I CONTRO: RISCHI, VINCOLI E INCERTEZZA POLITICA
L’ambiguità normativa e l’instabilità politica sono di gran lunga i maggiori ostacoli del settore, non solo la disponibilità dei fornitori. Gli intervistati riferiscono che il cambiamento di atteggiamento del governo nei confronti della partecipazione cinese, le preoccupazioni relative a potenziali dazi, indagini sui sussidi e problemi di sicurezza scoraggiano gli investimenti. I governi nazionali (Germania, Regno Unito, Francia) rimangono divisi. La Germania sembra limitare la partecipazione cinese, mentre Regno Unito e Italia sono più aperti agli OEM cinesi.
Dal punto di vista operativo, gli intervistati sottolineano che gli sviluppatori europei sono avversi al rischio e riluttanti ad essere i primi a muoversi con le turbine cinesi. Le loro preoccupazioni, oltre al rischio politico, includono l’affidabilità a lungo termine, la fornitura di pezzi di ricambio, la manutenzione e la capacità di gestire l’O&M post-garanzia, soprattutto dopo 5-10 anni. I track record e la trasparenza dei dati sulle prestazioni delle turbine cinesi rimangono insufficienti.
Gli OEM occidentali dispongono di reti di assistenza e ricambi paneuropee, mentre gli operatori cinesi stanno sviluppando i propri sistemi di supporto da zero. Nonostante le recenti offerte di contratti di O&M ventennali e solide garanzie, il mercato richiede maggiori prove e certificazioni europee di terze parti (ad esempio, DNV) prima di accettare i prodotti cinesi come asset pienamente bancabili.
OEM, associazioni di categoria e sindacati europei sostengono che le aziende cinesi beneficiano di sussidi ingiusti e di condizioni di parità, quindi la loro partecipazione in Europa rischia di ripetere il collasso del settore solare. Il timore a lungo termine è quello di “svuotare” l’industria eolica europea con risparmi a breve termine (la cui entità è ancora poco chiara) compensati da dipendenza a lungo termine, perdite di posti di lavoro e sovranità tecnologica erosa.

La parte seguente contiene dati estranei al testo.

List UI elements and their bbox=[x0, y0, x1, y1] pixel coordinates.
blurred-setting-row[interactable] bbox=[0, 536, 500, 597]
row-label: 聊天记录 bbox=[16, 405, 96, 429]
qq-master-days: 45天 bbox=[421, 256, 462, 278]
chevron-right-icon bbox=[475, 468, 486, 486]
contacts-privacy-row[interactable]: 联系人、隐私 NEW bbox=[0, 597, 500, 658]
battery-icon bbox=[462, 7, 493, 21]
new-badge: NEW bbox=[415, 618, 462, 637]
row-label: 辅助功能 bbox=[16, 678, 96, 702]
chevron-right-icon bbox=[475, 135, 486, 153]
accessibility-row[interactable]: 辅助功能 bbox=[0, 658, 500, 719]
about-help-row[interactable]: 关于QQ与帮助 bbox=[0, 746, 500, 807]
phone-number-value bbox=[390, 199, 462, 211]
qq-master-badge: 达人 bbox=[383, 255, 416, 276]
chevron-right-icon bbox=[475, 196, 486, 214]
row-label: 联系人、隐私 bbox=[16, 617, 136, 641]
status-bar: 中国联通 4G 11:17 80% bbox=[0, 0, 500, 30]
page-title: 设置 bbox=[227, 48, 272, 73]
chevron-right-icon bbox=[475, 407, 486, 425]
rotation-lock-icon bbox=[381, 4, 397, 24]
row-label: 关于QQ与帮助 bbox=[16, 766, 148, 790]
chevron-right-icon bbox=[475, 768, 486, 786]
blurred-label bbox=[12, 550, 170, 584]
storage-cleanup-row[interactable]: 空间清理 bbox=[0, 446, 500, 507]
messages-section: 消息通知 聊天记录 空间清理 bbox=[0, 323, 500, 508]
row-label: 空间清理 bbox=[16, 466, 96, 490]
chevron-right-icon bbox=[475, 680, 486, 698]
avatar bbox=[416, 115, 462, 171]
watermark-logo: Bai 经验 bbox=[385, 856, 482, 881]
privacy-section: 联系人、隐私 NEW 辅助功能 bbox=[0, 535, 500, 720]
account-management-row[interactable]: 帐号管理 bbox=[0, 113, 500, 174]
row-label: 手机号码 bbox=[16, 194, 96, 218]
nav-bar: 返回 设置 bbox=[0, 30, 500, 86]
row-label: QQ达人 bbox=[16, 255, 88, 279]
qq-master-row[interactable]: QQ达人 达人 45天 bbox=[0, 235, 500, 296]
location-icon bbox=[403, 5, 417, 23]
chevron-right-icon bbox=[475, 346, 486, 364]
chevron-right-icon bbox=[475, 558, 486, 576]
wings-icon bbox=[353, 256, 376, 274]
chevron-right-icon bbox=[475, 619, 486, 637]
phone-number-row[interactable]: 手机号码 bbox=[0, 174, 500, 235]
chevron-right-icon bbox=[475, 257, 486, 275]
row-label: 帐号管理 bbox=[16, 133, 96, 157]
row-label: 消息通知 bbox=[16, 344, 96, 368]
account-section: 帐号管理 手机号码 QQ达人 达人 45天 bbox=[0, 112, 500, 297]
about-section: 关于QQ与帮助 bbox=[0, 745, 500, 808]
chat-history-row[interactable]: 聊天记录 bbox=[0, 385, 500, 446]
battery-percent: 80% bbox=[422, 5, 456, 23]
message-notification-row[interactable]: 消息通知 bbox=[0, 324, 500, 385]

La Commissione europea sta indagando sia sulle pratiche commerciali che sui regimi di sussidio, e recenti atti legislativi (NZIA, CRM, FSR) cercano di inasprire i requisiti di prequalificazione, i criteri di resilienza e di aggiungere punteggi sociali e di impronta di carbonio alle aste. Tuttavia, sebbene l’industria eolica cinese abbia beneficiato notevolmente dei meccanismi di sostegno governativi, questi non sono gli unici fattori trainanti dei successi odierni.
La qualità e la sofisticatezza delle turbine cinesi sono ormai paragonabili a quelle di molte turbine europee. Nel frattempo, la riduzione dei costi è dovuta anche alla scalabilità e agli ecosistemi locali altamente sviluppati. I decisori politici europei potrebbero voler imparare dai successi della Cina.